I am not saying we should expect people to grow their own food, and I am very supportive of small farmers. but i do think we should first question whether it's logical to wholeheartedly adopt a new technology before considering the strings attached to this technology and the consequences.
you mentioned spraying crops and commercial scale, and that is why i questioned this tech. why that is even needed in farming when chemicals are so dangerous to consumers and alternative means are available. will this tech be good for a few corporate farmers yet drive small organic farmers out because they wont be able to replicate the crop numbers?
should we not plan for misplaced workers? bank tellers and travel advisers can find jobs in a city a lot more easily because of transferable skills and retraining programs. migrant farm workers and small farm owners in the country, not so much. but not many people consider that.
as for drastically improving our standards of living, i disagree. it may seem like we have "better" because we have more food choice and better access. but our food prices, food quality and our general understanding of nutrition is worse due to our lifestyle - we are no longer connected to producing food, and take it for granted. in a dystopian scenario, we would be screwed. is that wise?

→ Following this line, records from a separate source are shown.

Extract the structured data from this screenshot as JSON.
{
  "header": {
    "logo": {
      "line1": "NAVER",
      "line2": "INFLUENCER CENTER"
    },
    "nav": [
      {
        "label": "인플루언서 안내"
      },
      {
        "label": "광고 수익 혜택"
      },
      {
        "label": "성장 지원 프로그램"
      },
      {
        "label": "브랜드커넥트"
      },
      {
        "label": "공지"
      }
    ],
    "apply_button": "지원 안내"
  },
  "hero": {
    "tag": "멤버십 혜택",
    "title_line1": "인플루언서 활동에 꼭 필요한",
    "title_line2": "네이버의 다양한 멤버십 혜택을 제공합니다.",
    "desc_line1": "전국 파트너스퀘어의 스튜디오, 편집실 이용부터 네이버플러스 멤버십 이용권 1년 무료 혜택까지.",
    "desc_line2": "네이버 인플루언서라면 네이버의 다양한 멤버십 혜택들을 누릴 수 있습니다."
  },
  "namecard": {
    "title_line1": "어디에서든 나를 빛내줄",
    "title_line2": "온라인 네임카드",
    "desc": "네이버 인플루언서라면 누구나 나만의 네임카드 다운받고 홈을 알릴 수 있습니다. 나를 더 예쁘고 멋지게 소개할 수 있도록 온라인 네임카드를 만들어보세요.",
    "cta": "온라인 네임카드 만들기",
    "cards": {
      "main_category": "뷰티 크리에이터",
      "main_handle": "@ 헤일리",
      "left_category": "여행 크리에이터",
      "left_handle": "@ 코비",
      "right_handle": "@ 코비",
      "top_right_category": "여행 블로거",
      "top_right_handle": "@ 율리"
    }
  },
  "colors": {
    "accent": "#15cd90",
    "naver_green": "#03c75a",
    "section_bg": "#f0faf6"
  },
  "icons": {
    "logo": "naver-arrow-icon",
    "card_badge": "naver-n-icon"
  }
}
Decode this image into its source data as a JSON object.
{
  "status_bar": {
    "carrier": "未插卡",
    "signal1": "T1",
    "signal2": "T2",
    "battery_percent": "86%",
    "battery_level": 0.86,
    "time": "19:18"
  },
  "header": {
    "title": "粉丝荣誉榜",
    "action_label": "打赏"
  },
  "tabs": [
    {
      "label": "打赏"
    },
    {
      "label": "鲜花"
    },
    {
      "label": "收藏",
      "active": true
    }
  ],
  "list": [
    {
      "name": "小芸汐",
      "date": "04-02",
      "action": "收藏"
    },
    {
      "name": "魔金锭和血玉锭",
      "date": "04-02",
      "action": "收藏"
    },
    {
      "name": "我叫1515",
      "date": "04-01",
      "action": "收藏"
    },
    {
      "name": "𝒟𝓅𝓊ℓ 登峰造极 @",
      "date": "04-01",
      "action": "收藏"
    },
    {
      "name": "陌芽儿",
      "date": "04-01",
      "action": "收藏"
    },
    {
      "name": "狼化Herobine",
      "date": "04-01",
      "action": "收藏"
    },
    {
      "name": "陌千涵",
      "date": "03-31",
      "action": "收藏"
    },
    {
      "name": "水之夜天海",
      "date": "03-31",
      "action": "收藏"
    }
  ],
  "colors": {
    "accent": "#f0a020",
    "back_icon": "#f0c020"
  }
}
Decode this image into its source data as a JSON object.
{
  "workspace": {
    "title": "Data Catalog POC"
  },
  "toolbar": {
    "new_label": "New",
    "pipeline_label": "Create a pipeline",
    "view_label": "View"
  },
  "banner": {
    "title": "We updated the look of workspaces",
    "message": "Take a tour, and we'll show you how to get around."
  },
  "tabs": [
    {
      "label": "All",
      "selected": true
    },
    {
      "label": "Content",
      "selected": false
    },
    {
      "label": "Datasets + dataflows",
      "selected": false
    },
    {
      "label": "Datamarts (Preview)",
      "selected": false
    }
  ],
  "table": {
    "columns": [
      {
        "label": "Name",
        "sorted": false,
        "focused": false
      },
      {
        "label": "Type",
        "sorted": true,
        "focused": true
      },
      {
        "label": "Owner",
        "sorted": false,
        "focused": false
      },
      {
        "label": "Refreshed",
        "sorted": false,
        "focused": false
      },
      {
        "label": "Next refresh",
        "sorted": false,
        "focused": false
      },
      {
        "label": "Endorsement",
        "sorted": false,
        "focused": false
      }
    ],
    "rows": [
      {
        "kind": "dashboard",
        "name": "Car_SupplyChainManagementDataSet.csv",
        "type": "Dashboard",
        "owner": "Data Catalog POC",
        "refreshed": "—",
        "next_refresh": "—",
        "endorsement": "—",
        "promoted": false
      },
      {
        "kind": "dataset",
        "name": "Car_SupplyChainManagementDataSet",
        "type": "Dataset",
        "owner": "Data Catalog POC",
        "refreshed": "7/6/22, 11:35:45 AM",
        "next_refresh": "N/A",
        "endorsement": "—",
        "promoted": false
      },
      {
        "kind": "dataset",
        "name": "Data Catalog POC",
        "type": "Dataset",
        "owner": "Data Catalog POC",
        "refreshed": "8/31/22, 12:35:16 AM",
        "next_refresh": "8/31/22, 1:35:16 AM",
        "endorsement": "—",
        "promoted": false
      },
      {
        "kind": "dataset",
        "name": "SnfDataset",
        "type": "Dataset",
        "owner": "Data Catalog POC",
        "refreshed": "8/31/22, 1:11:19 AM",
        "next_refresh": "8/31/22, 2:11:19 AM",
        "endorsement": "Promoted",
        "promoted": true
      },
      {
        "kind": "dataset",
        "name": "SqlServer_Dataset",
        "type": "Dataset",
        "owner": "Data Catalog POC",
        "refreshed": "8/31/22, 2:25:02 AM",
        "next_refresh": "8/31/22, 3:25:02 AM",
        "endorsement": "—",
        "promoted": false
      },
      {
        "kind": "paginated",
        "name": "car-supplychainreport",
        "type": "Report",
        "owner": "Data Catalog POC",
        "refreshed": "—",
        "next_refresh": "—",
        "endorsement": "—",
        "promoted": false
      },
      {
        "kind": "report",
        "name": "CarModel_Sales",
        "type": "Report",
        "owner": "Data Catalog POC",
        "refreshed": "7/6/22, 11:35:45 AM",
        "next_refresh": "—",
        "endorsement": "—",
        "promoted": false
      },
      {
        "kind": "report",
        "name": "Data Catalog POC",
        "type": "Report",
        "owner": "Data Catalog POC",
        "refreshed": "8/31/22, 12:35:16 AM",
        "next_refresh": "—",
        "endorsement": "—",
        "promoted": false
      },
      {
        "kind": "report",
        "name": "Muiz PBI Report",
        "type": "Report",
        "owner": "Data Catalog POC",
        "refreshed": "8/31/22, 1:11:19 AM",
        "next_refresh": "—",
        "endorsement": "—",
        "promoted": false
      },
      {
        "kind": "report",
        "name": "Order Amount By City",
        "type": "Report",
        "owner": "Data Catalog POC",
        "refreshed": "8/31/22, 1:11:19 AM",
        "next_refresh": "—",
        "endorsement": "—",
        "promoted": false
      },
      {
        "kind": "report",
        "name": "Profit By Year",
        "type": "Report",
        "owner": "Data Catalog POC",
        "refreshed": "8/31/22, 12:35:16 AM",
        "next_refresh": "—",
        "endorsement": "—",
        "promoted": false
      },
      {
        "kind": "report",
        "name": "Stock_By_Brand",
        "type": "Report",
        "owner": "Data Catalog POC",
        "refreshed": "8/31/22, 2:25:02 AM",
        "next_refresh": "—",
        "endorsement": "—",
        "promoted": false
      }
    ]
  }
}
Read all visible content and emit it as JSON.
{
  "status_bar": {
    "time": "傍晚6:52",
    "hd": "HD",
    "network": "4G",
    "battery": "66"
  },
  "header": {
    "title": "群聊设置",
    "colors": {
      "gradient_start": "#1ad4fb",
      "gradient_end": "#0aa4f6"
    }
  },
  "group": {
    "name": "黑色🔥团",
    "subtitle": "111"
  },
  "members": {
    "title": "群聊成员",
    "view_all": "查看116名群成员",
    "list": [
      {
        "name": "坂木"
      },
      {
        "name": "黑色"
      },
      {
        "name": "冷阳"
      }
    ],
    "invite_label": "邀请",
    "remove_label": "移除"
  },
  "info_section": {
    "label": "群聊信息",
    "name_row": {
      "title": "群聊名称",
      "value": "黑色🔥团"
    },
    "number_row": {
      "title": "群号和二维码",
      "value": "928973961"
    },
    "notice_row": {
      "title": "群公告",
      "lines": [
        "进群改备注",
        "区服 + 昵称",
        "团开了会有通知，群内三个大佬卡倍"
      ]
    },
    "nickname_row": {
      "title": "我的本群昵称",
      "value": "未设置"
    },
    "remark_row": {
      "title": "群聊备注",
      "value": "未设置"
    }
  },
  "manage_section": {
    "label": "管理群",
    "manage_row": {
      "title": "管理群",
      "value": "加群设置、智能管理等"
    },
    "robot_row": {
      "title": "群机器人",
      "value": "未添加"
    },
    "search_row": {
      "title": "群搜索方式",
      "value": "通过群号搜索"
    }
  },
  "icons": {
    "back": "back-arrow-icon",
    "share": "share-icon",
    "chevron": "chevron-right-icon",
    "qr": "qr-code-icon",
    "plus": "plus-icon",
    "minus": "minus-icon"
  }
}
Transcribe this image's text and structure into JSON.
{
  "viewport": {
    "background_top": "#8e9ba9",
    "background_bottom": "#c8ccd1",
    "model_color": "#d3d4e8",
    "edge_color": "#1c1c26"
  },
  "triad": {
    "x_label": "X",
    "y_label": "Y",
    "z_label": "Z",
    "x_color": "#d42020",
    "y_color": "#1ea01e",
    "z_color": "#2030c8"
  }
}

automated farming might be good on a small scale IF its affordable and diversified, but any large scale farming would require an investment small farmers might not be able to compete with. unless they had the resources or programs to compete. commercial farmers, the people selling this new tech, support the adoption of GMOs. their objective is fair: feed the burgeoning world population with as little effort as possible. but its their methods I question.
if we shift the manufacturing process out of the hands of the many into the few, who does it help? if a box of brand name prepared grain mix is $3 in the store but only 50c raw, but i cant buy any bulk grain to cook myself because its not offered for sale because it doesn't make enough profit, how is that better?
i don't consider it an advantage when people have to pay a markup because food goes through three middlemen to get to market.
...not everyone has the land to grow their food, not everyone has the time or money, not everyone knows how...
i consider this part of the problem. why dont we have the land, why dont we have the money if our lives are so much improved? perception is a funny thing, polls and news tell us what to think. and we accept and accept because we dont know how to fight what is pushed onto us without having time to consider how this will change our lives.